Insomma, in un’Italia dove ai giganti si sono sostituiti dei nani che adescano ballerine e poi le portano ad esempio per i nostri figli; che spiegano che pagare le tasse, non è un gesto di sovranità (povero Gobetti), ma solo una pratica da coglioni da evitare in vista d’uno scudo “tombale” o un condono “fiscale” o una sanatoria, in un Italia così, sento il bisogno d’un sostegno nella mia funzione di padre. Ho bisogno di esempi, di giganti, persone concrete, umane, verificabili e vicine  – nella dimensione cronotopica – da additare ai miei figli come via da seguire e buone pratiche da imitare.

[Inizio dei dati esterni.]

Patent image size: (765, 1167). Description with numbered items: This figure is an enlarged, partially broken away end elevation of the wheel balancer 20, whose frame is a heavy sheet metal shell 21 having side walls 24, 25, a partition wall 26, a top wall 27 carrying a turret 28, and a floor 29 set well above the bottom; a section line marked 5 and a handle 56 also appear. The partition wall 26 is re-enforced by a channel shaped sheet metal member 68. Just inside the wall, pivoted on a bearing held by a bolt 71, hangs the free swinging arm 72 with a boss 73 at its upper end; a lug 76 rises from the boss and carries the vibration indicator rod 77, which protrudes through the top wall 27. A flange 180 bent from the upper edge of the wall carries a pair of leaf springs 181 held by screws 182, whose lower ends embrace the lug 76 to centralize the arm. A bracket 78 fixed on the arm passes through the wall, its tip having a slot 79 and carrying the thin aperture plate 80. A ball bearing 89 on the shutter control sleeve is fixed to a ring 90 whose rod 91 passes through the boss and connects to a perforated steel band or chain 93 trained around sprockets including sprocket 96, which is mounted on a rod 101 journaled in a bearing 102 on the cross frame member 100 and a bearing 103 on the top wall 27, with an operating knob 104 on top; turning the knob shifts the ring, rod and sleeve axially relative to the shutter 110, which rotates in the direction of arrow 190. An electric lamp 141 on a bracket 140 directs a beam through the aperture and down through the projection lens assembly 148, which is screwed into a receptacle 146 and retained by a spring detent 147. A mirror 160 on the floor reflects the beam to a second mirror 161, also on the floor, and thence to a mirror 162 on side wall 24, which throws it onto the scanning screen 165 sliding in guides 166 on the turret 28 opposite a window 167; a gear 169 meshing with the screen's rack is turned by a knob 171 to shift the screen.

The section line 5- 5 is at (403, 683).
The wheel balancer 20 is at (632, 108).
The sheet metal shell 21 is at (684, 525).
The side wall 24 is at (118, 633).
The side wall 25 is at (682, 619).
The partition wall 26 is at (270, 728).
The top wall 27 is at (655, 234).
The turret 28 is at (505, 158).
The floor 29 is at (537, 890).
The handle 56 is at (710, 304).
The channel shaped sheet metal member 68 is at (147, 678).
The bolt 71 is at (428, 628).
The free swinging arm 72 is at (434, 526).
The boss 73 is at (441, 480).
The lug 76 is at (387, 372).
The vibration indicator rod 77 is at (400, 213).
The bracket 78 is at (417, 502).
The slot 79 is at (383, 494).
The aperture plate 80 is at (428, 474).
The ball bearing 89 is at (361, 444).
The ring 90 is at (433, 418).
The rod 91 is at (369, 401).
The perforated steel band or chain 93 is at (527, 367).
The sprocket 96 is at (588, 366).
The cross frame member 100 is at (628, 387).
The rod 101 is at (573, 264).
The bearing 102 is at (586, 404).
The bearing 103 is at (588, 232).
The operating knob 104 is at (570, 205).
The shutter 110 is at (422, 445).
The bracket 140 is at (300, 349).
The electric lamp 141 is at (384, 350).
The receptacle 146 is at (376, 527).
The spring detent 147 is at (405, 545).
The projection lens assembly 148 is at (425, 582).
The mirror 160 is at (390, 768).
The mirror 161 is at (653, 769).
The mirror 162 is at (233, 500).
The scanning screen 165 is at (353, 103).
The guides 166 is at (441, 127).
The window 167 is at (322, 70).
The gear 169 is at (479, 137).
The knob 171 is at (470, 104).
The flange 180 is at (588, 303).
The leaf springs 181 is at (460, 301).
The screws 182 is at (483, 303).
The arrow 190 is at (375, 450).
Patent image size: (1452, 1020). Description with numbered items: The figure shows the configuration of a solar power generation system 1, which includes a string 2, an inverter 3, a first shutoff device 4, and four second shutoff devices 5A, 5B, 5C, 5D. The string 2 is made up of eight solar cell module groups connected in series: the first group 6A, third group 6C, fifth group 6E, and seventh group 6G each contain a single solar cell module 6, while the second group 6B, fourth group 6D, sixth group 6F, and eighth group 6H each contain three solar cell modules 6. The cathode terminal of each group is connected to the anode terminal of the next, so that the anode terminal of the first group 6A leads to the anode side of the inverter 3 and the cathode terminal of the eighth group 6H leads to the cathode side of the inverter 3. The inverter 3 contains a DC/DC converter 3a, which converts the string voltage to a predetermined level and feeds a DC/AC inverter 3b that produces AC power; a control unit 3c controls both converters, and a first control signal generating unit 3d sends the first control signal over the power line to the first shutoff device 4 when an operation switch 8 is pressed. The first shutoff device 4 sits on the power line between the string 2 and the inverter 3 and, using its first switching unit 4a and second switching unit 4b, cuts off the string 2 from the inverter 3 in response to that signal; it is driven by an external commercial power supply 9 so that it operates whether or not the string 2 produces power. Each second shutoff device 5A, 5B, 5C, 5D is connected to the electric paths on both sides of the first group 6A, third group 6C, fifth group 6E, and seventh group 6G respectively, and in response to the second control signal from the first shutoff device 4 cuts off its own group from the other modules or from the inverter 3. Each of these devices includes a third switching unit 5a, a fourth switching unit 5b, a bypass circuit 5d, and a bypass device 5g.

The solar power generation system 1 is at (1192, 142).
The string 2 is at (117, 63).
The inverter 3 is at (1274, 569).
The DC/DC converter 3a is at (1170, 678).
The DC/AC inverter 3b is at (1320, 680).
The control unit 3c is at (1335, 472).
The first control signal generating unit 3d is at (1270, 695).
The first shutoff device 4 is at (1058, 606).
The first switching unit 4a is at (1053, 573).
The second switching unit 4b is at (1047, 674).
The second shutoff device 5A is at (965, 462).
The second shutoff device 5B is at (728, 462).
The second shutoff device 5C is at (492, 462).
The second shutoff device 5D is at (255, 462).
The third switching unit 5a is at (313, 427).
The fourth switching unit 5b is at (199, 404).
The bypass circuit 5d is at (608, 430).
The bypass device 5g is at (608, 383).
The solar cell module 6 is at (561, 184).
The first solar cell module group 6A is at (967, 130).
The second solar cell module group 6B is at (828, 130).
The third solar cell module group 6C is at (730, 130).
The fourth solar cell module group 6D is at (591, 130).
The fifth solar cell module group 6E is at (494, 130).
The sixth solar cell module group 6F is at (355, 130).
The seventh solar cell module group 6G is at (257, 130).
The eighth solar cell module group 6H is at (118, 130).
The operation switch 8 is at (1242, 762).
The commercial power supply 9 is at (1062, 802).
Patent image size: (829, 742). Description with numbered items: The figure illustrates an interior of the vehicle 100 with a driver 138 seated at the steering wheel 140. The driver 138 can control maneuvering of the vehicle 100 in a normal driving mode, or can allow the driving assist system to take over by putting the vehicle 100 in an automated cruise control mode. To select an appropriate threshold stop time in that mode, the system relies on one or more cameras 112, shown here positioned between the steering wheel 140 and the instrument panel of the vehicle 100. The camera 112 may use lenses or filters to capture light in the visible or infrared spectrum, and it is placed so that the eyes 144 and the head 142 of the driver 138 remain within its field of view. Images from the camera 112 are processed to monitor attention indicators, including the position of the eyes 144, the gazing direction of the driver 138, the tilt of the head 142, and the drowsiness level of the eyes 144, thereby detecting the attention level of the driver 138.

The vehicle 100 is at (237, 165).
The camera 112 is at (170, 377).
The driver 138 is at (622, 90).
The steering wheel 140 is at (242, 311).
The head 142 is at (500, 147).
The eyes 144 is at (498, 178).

Per questo vi ho parlato di Gino: per aprire una strada; per invitarvi a fare altrettanto raccontandomi di persone speciali divenute, per quest’Italia di oggi, eroi della normalità. Sento il bisogno d’una genitorialità socialmente sostenuta, come quella d’una volta, che abbia l’autorevolezza dell’esempio condiviso e non la brutalità dell’autoritarismo senile del vuoto educatore.

Insomma, raccontatemi di buoni esempi, come io vi ho parlato di Gino: perché era un grande ma, anche, perché era mio suocero e gli volevo bene.